O número de candidatos negros supera o total de concorrentes brancos nestas Eleições 2020 em Minas Gerais. É a primeira vez que isso acontece desde que o Tribunal Superior Eleitoral (TSE) passou a coletar a autodeclaração de raça e cor, em 2014.

De acordo com a análise realizada por O TEMPO, foram apresentadas 41.111 candidaturas de pessoas identificadas como pardas ou pretas, o que significa 50,9% do total no Estado. A soma dos dois conjuntos representa o conceito de população negra, na definição do Instituto Brasileiro de Geografia e Estatística (IBGE).

Os brancos, por sua vez, respondem por 37.820 registros (46,8%), enquanto os postulantes amarelos ou indígenas são ao todo 328 (0,4%).
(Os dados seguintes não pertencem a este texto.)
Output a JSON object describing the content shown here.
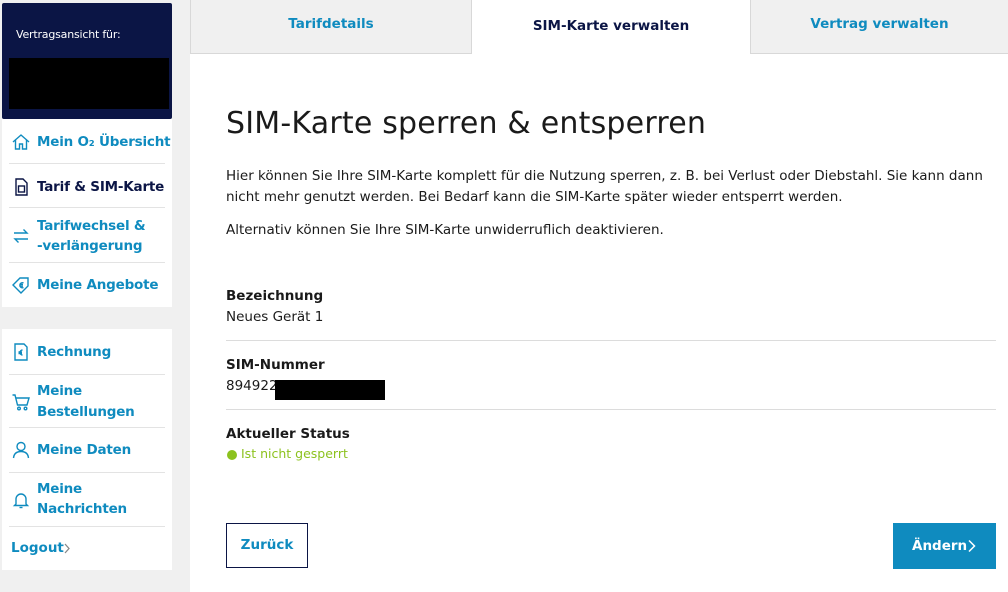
{
  "sidebar": {
    "contract_label": "Vertragsansicht für:",
    "nav_primary": [
      {
        "label": "Mein O₂ Übersicht",
        "icon": "home-icon"
      },
      {
        "label": "Tarif & SIM-Karte",
        "icon": "sim-card-icon",
        "active": true
      },
      {
        "label_line1": "Tarifwechsel &",
        "label_line2": "-verlängerung",
        "icon": "swap-arrows-icon"
      },
      {
        "label": "Meine Angebote",
        "icon": "offer-tag-icon"
      }
    ],
    "nav_secondary": [
      {
        "label": "Rechnung",
        "icon": "invoice-icon"
      },
      {
        "label_line1": "Meine",
        "label_line2": "Bestellungen",
        "icon": "cart-icon"
      },
      {
        "label": "Meine Daten",
        "icon": "user-icon"
      },
      {
        "label_line1": "Meine",
        "label_line2": "Nachrichten",
        "icon": "bell-icon"
      }
    ],
    "logout_label": "Logout"
  },
  "tabs": [
    {
      "label": "Tarifdetails"
    },
    {
      "label": "SIM-Karte verwalten",
      "active": true
    },
    {
      "label": "Vertrag verwalten"
    }
  ],
  "main": {
    "title": "SIM-Karte sperren & entsperren",
    "intro": "Hier können Sie Ihre SIM-Karte komplett für die Nutzung sperren, z. B. bei Verlust oder Diebstahl. Sie kann dann nicht mehr genutzt werden. Bei Bedarf kann die SIM-Karte später wieder entsperrt werden.",
    "alt_text": "Alternativ können Sie Ihre SIM-Karte unwiderruflich deaktivieren.",
    "fields": {
      "designation_label": "Bezeichnung",
      "designation_value": "Neues Gerät 1",
      "sim_label": "SIM-Nummer",
      "sim_value_prefix": "894922",
      "status_label": "Aktueller Status",
      "status_value": "Ist nicht gesperrt"
    },
    "back_label": "Zurück",
    "change_label": "Ändern"
  },
  "colors": {
    "brand_navy": "#0b1545",
    "link_blue": "#0f8bbf",
    "status_green": "#8cc21e"
  }
}
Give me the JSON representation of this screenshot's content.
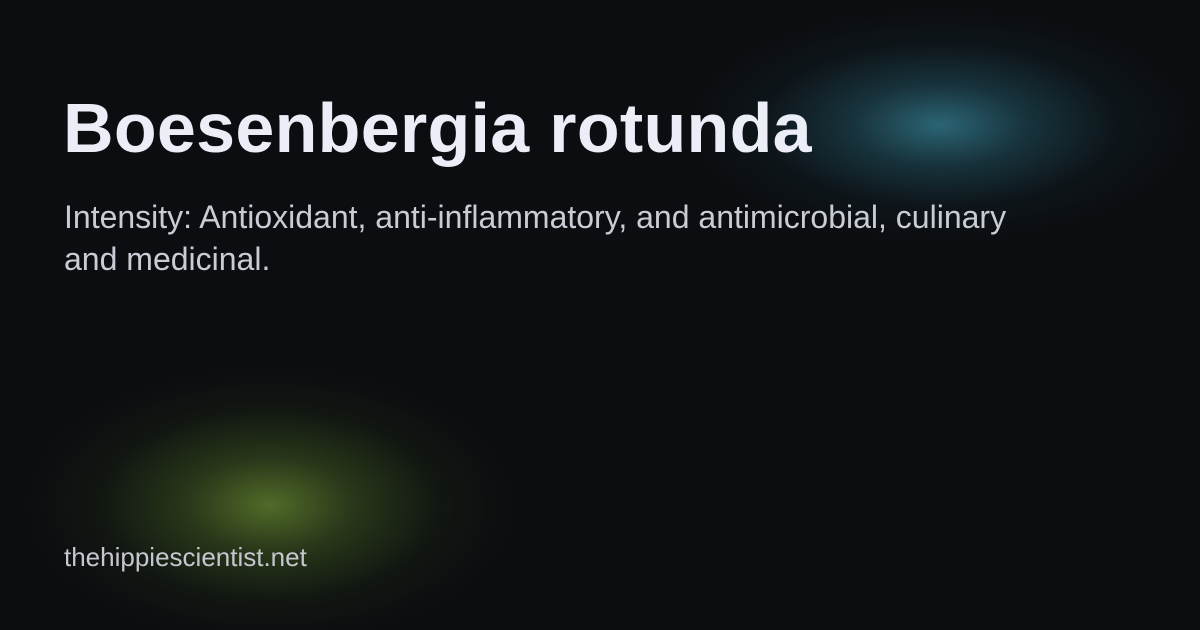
{
  "card": {
    "title": "Boesenbergia rotunda",
    "description": "Intensity: Antioxidant, anti-inflammatory, and antimicrobial, culinary and medicinal.",
    "site": "thehippiescientist.net"
  },
  "colors": {
    "background": "#0b0d10",
    "title": "#eceef7",
    "text": "#c9ccd4",
    "glow_teal": "#368296",
    "glow_green": "#688a30"
  }
}
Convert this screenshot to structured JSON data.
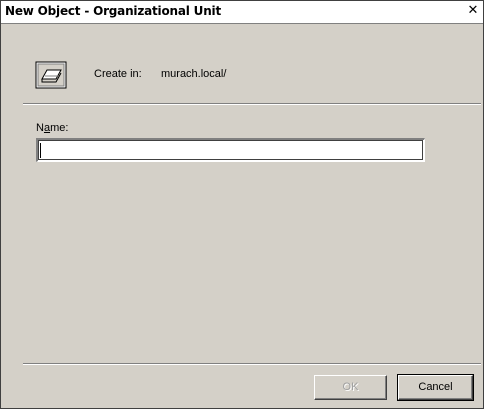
{
  "window": {
    "title": "New Object - Organizational Unit",
    "close_glyph": "✕"
  },
  "header": {
    "icon": "folder-icon",
    "create_in_label": "Create in:",
    "create_in_path": "murach.local/"
  },
  "form": {
    "name_label_prefix": "N",
    "name_label_accel": "a",
    "name_label_suffix": "me:",
    "name_value": ""
  },
  "buttons": {
    "ok_label": "OK",
    "ok_enabled": false,
    "cancel_label": "Cancel"
  },
  "colors": {
    "dialog_bg": "#d4d0c8",
    "title_bg": "#ffffff",
    "disabled_text": "#a0a0a0"
  }
}
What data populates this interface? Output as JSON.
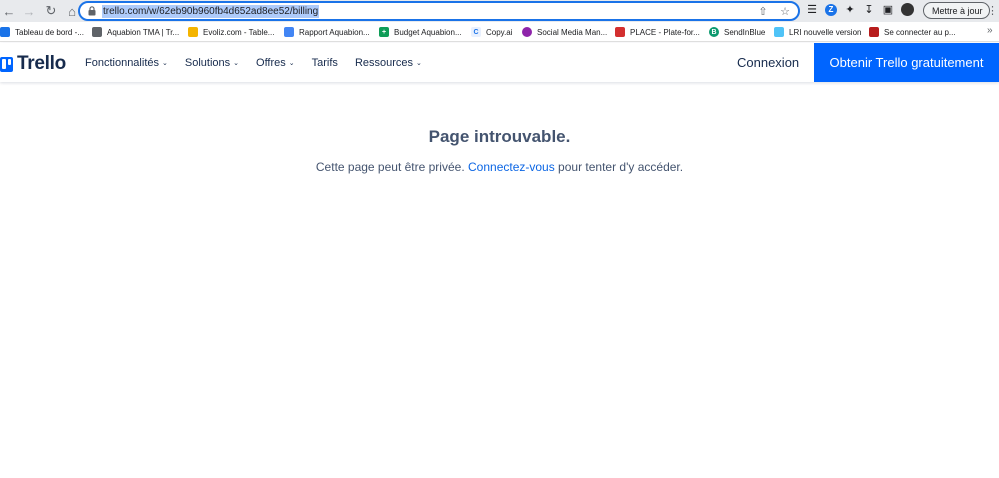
{
  "browser": {
    "url": "trello.com/w/62eb90b960fb4d652ad8ee52/billing",
    "update_label": "Mettre à jour",
    "bookmarks": [
      {
        "label": "Tableau de bord -...",
        "color": "#1a73e8"
      },
      {
        "label": "Aquabion TMA | Tr...",
        "color": "#5f6368"
      },
      {
        "label": "Evoliz.com - Table...",
        "color": "#f4b400"
      },
      {
        "label": "Rapport Aquabion...",
        "color": "#4285f4"
      },
      {
        "label": "Budget Aquabion...",
        "color": "#0f9d58"
      },
      {
        "label": "Copy.ai",
        "color": "#1a73e8"
      },
      {
        "label": "Social Media Man...",
        "color": "#8e24aa"
      },
      {
        "label": "PLACE - Plate-for...",
        "color": "#d32f2f"
      },
      {
        "label": "SendInBlue",
        "color": "#0b996e"
      },
      {
        "label": "LRI nouvelle version",
        "color": "#4fc3f7"
      },
      {
        "label": "Se connecter au p...",
        "color": "#b71c1c"
      }
    ]
  },
  "header": {
    "logo": "Trello",
    "nav": [
      {
        "label": "Fonctionnalités",
        "has_chevron": true
      },
      {
        "label": "Solutions",
        "has_chevron": true
      },
      {
        "label": "Offres",
        "has_chevron": true
      },
      {
        "label": "Tarifs",
        "has_chevron": false
      },
      {
        "label": "Ressources",
        "has_chevron": true
      }
    ],
    "login_label": "Connexion",
    "signup_label": "Obtenir Trello gratuitement"
  },
  "main": {
    "title": "Page introuvable.",
    "message_before": "Cette page peut être privée. ",
    "message_link": "Connectez-vous",
    "message_after": " pour tenter d'y accéder."
  },
  "colors": {
    "brand_blue": "#0065ff",
    "text_dark": "#172b4d",
    "text_muted": "#44546f",
    "link": "#0c66e4"
  }
}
O restante dos formulários não foi preenchido (1,8%).

A maioria negra é atingida num momento simbólico. Neste ano, entra em cena a inédita cota de distribuição proporcional do fundo eleitoral e dos tempos de propaganda gratuita, aprovada recentemente no TSE e no STF (Supremo Tribunal Federal).

“Se dependermos da maioria para defender a minoria, teremos a manutenção do status quo. É preciso empurrar a história, avançar”, declarou o presidente do TSE, Luís Roberto Barroso, ao anunciar a medida no último dia 23 de setembro. A aprovação se deu sob resistência da maioria dos líderes partidários, diante do prazo curto para aplicação da norma.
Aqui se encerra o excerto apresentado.